A bela morena de “olhos oblíquos e dissimulados” — enfeitiçou Bentinho. Bentinho morreu desconfiado que Ezequiel não era seu filho, mas, sim, do seu melhor amigo, Escobar.

 

OTELO

Tragédia em cinco atos, estreada em 1605. Seu tema é o ciúme que enlouquece Otelo, general mouro a serviço de Veneza, a ponto de matar sua diel Desdêmona.

 

PARA SABER MAIS

Espécie de Eliseu não é muito viril

 

Papio Hamadryas, conhecido como macaco sagrado, a espécie de Capitu e Otelo. Pertence à ordem dos Primatas e à família Cercopithecidae. Embora seja um macaco grande, é bastante esguio. Seus pêlos são verde-oliva escuro, com a parte interna um pouco mais clara e muitas vezes desprovida de pêlos.

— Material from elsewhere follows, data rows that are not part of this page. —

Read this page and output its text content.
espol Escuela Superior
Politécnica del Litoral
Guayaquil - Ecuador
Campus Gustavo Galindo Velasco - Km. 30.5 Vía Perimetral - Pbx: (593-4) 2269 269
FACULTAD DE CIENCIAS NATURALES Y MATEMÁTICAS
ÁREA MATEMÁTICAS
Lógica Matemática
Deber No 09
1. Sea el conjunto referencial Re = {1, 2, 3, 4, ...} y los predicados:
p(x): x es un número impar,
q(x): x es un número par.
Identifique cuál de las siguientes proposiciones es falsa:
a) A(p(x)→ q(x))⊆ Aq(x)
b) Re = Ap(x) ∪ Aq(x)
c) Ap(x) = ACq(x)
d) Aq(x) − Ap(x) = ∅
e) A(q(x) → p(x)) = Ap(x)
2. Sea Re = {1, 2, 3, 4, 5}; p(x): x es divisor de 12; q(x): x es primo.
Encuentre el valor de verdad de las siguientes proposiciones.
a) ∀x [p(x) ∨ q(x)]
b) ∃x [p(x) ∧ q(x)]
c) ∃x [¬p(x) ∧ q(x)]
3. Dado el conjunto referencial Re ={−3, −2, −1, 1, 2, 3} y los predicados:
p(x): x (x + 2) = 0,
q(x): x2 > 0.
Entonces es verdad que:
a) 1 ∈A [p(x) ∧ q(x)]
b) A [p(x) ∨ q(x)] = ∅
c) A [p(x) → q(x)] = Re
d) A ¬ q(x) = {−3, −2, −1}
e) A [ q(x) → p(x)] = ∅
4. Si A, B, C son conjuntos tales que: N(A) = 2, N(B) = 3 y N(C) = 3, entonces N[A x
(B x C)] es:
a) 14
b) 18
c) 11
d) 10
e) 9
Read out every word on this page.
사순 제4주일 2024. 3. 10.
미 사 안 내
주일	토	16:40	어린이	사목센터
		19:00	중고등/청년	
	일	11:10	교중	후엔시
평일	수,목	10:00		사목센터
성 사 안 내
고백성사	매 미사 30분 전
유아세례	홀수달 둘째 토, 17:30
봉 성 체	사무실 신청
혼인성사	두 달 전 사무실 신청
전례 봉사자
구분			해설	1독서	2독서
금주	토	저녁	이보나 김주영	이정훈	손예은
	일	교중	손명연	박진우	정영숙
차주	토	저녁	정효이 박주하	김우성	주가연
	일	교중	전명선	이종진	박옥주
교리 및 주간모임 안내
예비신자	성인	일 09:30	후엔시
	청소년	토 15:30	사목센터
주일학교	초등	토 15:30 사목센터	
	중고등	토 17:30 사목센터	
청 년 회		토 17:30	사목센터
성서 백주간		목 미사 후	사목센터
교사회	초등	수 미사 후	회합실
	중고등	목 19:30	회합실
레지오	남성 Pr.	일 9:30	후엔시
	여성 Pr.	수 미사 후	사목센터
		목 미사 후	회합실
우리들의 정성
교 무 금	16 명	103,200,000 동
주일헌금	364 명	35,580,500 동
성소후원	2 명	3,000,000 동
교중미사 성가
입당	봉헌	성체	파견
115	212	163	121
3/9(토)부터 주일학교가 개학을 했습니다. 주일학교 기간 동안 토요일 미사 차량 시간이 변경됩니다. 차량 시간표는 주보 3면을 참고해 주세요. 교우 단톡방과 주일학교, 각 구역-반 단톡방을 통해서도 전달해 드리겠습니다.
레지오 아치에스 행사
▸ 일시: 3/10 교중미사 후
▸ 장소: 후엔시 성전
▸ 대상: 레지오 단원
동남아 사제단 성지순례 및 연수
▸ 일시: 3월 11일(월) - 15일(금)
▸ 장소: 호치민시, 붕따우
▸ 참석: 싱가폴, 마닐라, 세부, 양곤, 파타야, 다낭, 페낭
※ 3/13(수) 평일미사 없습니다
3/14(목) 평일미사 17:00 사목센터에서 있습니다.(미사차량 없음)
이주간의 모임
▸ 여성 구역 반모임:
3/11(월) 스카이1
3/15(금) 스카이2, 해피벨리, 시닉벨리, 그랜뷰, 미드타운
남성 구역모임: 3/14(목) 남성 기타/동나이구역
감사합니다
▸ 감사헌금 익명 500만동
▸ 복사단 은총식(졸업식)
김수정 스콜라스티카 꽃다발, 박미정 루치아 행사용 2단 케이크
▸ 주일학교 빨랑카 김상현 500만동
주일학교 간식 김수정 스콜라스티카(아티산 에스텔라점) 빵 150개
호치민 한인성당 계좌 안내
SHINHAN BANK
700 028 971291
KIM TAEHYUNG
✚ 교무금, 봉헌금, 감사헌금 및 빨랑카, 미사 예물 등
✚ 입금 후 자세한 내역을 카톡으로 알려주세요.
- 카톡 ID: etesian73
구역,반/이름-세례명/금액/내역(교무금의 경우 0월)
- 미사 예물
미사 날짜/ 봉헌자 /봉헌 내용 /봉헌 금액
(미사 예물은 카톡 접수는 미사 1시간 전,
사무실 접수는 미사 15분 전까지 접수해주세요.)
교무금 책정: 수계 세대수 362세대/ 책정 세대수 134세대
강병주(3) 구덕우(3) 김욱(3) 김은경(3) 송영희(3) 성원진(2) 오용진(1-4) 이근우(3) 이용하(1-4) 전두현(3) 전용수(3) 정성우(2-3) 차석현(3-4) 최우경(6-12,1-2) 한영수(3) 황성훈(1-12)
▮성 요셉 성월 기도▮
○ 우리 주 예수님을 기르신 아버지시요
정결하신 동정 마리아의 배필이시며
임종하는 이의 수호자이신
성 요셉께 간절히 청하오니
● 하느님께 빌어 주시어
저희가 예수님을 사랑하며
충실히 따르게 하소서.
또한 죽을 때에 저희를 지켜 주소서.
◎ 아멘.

As calosidades na base de seu rabo são pequenas e acinzentadas. 

 

A cara tem um focinho alongado com um ângulo muito marcado no ponto de encontro entre focinho e a testa. O tamanho do corpo e da cabeça chega a 100 cm, o rabo a 70 cm e pode pesar até 45 kg.

 

As fêmeas tendem a ser um pouco menores. Existem do Senegal à Somália e mais ao sul da África e da Arábia. Habitam terrenos acidentados em savanas e rochedos à beira-mar. Vivem em grupos grandes, que chegam a ter de 150 a 200 membros, nos quais prevalece uma rígida ordem hierárquica. Os machos são chegados a ter haréns. Geralmente são 12 fêmeas para cada macho.

 

Papio Anubis (conhecidos como macacos verdes, de onde pertence Eliseu, o amante de Capitu) são monogâmicos. Pelo menos não têm virilidade tão exacerbada. Acasalam-se, como manda o figurino, e não costumam ser infiéis com suas fêmeas. Os babuínos comem no início do dia e ao anoitecer. Alimentam-se basicamente de plantas, mas podem comer pequenos mamíferos e pássaros.